Эллен воткнула последнюю шпильку в бронзовые кольца волос. Она вздернула подбородок.
– Я бы хотела попробовать что-нибудь в этом роде.
– Нельзя же делать две вещи зараз, моя милая юная леди. Мы только что начали выдвигать вас как эмоциональную актрису.
– Я ненавижу эти роли; они насквозь фальшивые. Иногда мне хочется подбежать к рампе и крикнуть публике: «Идите домой, проклятые дураки! Идиотская пьеса и фальшивая игра – как вы этого не понимаете?» В музыкальной комедии невозможно быть искренней.
– Не говорил я вам, что она душка, Сол?

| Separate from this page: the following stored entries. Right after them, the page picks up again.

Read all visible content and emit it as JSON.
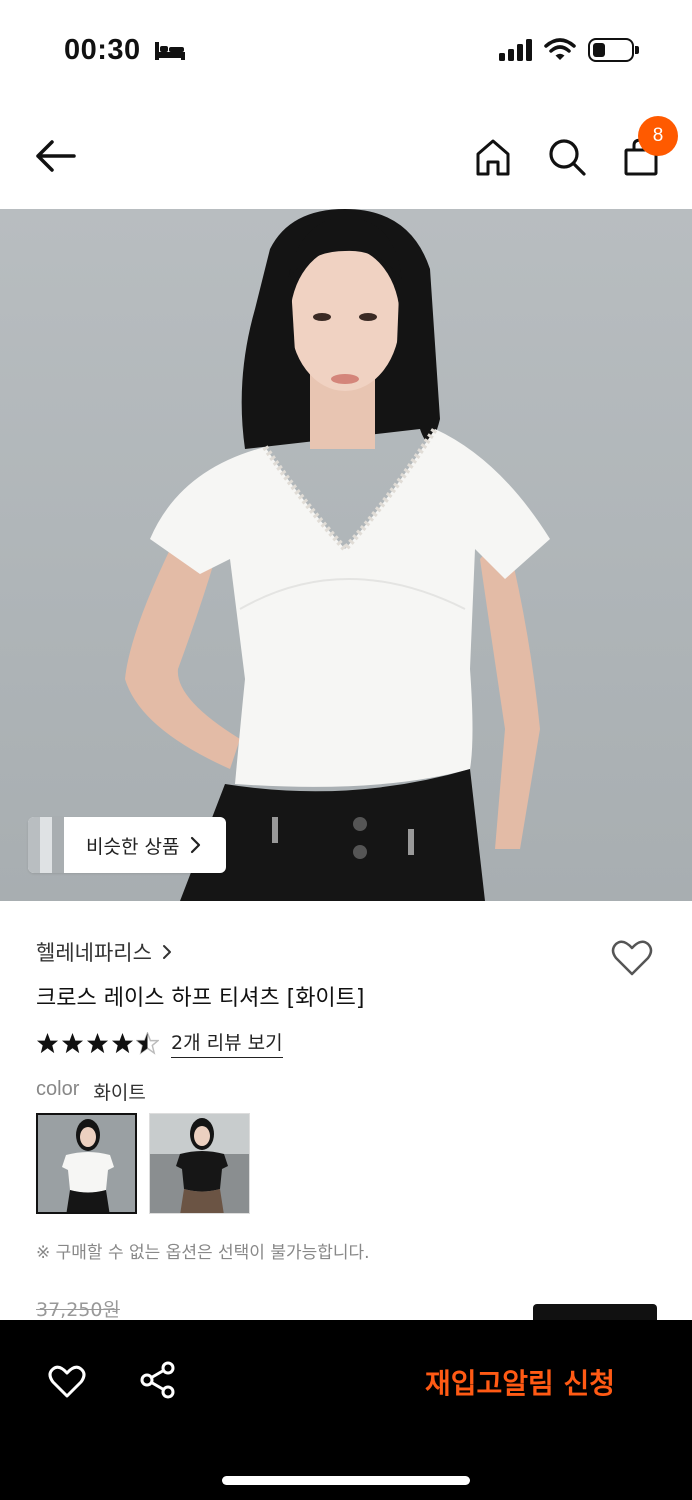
{
  "status_bar": {
    "time": "00:30",
    "icons": [
      "bed-icon",
      "signal-icon",
      "wifi-icon",
      "battery-icon"
    ]
  },
  "nav": {
    "icons": [
      "back-arrow-icon",
      "home-icon",
      "search-icon",
      "shopping-bag-icon"
    ],
    "cart_count": "8"
  },
  "hero": {
    "similar_products_label": "비슷한 상품"
  },
  "product": {
    "brand": "헬레네파리스",
    "title": "크로스 레이스 하프 티셔츠 [화이트]",
    "rating": 4.5,
    "review_link": "2개 리뷰 보기",
    "color_label": "color",
    "color_value": "화이트",
    "swatches": [
      "white",
      "black"
    ],
    "notice": "※ 구매할 수 없는 옵션은 선택이 불가능합니다.",
    "original_price": "37,250원"
  },
  "bottom_bar": {
    "restock_button": "재입고알림 신청"
  },
  "colors": {
    "accent": "#ff5a00",
    "restock_text": "#ff5a14",
    "bottom_bar": "#000000"
  }
}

Не говорил я вам, что она душка?
– Я использую кое-что из вашей декларации для рецензии на будущей неделе. Я это как следует обработаю.
– Вы не позволите ей сорвать пьесу!
– Нет, но я могу использовать это для статьи о претензиях знаменитостей… Например, председатель компании «Зозодонт» обязательно хочет быть пожарным. А другой, банкир, мечтает быть сторожем в зоологическом саду… Чрезвычайно любопытные человеческие документы…
– Можете написать, мистер Фаллик, что, по-моему, всем женщинам место в сумасшедшем доме.
– Ха-ха-ха! – засмеялся Гарри Голдвейзер, обнажая золотые зубы в углу рта. – Вы танцуете и поете лучше всех, Элайн.
– Да ведь я два года служила в хоре, прежде чем вышла замуж за Оглторпа.
– Вы должны были стать актрисой еще в колыбели, – сказал мистер Фаллик, насмешливо глядя на нее из-под седых бровей.
– Ну, господа, я должна просить вас удалиться на минуту, пока я переоденусь. Я вся мокрая после последнего акта.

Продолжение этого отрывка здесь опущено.